Even Derek’s victims, who understand better than anyone else how these things work, repeatedly questioned one another’s choices when speaking with me: How did she let it go on that long, why did she let him move in when she barely knew him, how did she not see through this or that obvious lie?
3. When I couldn’t tell the world I wanted to transition, I went to Dressbarn (Katelyn Burns, May 23, 2019, Vox)
But by March of the following year, my dysphoria became too much to bear. My wife did her best to come to terms with my coming out, but we broke up when I told her I was starting estrogen, and I moved out shortly afterward.
After divorce, Katelyn Burns reflects on her relationship with a “little black Calvin Klein dress with stripes” that reminds her both of past heartbreak and a new world of possibility that opened when she first tried it on.
4. Love Running (Joseph Holt, March 2019, The Sun)

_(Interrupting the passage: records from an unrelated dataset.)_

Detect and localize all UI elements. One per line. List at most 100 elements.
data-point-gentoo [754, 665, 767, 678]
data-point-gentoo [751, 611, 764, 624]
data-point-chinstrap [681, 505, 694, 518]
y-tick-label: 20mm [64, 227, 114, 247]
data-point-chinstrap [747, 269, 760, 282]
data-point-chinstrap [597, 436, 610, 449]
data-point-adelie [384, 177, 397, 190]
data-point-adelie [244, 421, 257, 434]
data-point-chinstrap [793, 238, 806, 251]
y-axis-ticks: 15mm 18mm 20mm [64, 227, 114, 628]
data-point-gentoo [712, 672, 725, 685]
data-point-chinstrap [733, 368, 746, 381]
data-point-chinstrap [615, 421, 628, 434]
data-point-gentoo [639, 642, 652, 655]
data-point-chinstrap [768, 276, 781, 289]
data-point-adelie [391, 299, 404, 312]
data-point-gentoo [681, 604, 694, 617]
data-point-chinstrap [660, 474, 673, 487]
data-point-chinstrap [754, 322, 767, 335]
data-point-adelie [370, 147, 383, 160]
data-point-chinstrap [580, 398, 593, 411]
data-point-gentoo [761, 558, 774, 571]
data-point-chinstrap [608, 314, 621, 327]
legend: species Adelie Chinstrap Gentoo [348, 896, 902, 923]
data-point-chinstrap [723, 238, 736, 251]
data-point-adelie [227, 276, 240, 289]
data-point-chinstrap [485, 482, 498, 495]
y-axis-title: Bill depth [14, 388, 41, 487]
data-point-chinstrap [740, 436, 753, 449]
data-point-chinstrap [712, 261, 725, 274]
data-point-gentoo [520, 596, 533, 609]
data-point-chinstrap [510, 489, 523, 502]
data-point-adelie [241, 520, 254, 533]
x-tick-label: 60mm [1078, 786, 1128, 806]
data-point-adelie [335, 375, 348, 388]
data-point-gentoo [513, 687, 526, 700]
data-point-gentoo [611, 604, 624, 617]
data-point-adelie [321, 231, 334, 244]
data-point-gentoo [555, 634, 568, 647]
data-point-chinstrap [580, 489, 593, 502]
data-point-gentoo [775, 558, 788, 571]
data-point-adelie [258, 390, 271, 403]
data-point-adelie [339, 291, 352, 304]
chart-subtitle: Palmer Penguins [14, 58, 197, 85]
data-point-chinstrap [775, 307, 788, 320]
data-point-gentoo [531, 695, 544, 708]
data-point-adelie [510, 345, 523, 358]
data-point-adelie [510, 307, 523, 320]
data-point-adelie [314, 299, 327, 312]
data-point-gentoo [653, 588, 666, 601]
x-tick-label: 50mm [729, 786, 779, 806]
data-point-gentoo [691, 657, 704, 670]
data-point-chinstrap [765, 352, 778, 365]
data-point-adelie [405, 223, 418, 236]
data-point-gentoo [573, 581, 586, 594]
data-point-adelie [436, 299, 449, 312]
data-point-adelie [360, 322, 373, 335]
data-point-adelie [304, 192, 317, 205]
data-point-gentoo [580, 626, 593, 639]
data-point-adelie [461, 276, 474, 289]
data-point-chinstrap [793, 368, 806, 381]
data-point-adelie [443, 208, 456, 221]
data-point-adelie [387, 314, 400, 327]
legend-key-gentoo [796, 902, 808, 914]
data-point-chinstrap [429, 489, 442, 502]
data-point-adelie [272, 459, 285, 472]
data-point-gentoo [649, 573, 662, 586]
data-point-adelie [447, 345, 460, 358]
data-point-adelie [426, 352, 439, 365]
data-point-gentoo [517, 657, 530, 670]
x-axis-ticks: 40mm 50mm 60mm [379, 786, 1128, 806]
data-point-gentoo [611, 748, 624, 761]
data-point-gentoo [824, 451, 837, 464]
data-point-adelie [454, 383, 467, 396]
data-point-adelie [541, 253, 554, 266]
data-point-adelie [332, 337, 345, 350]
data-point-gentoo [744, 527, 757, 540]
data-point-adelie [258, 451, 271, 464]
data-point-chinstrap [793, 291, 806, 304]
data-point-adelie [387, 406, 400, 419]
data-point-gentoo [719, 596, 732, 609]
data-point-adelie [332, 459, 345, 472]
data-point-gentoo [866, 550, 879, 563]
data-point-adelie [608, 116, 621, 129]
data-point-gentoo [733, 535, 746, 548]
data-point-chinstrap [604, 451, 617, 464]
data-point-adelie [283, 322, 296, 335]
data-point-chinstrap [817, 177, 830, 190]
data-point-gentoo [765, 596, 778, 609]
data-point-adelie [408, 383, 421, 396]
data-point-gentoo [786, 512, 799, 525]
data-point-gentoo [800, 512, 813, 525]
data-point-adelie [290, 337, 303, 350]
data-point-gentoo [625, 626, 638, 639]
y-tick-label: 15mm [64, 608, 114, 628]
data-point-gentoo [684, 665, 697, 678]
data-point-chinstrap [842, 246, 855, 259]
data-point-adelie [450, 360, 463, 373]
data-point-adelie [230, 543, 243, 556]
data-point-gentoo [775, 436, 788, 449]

Joseph Holt’s ex-girlfriend was the reason he began running, but after their breakup, he continues on his own. Solo, running becomes both a reminder of their past as well as a salve for heartbreak.
I think about her every time I run, and I run every day. I feel her loss like a phantom limb, yet somehow this, too, is beautiful. And I run now with deep, propulsive gratitude for her influence.
5. How to Be Heartbroken (Brittany K. Allen, March 20, 2018, Catapult)
How much is the way we grieve the end of relationships influenced by portrayals of breakups in popular culture? Is there comfort to be had in performing different stages of heartbreak? How do we know when we’re ready to move on? Brittany K. Allen addresses these questions and more in this gorgeous exploration of “halving” herself from a former partner.
Isn’t it funny how the language we reach for when describing the real, wretched thing itself smacks of commercial copy? Heartbreak, heartbreak. It’s a pop song. It’s something you buy at Claire’s, or in the candy aisle.
6. The Breakup Museum (Leslie Jamison, Spring 2018, Virginia Quarterly Review)
Married for two-and-a-half years, Leslie Jamison peruses the exhibits featured in The Museum of Broken Relationships, a place where people from around the world send otherwise banal objects — “a toaster, a child’s pedal car, a modem handmade in 1988” — that somehow represent love lost. Jamison ruminates on what it means to separate from a partner, what we carry with us after a relationship is over, and how objects can conjure memory.
Which is all to say: I grew up believing that relationships would probably end, but I also grew up with the firm belief that even after a relationship was over, it was still a part of you, and that wasn’t necessarily a bad thing.
7. Her Fiance’s Mountain Bike Crash Was a Tragedy. What She Did After Was a Miracle (Gloria Liu, February 14, 2019, Bicycling Magazine)
Just three weeks before Will Olson was supposed to move from Colorado to Vermont, where his longtime girlfriend, Bonnie McDonald lived, he perished in a freak trail biking accident. Gloria Liu tenderly chronicles McDonald’s grief in this deeply moving piece, but also notes how heartbreak, over time, can evolve into some kind of hope.
As Bonnie spoke more about the experience, she came to use the term “heart opening” instead of heartbreaking. ‘I never knew my heart could feel this much loss and this much love,’ she says. ‘I never knew my heart had this much capacity.’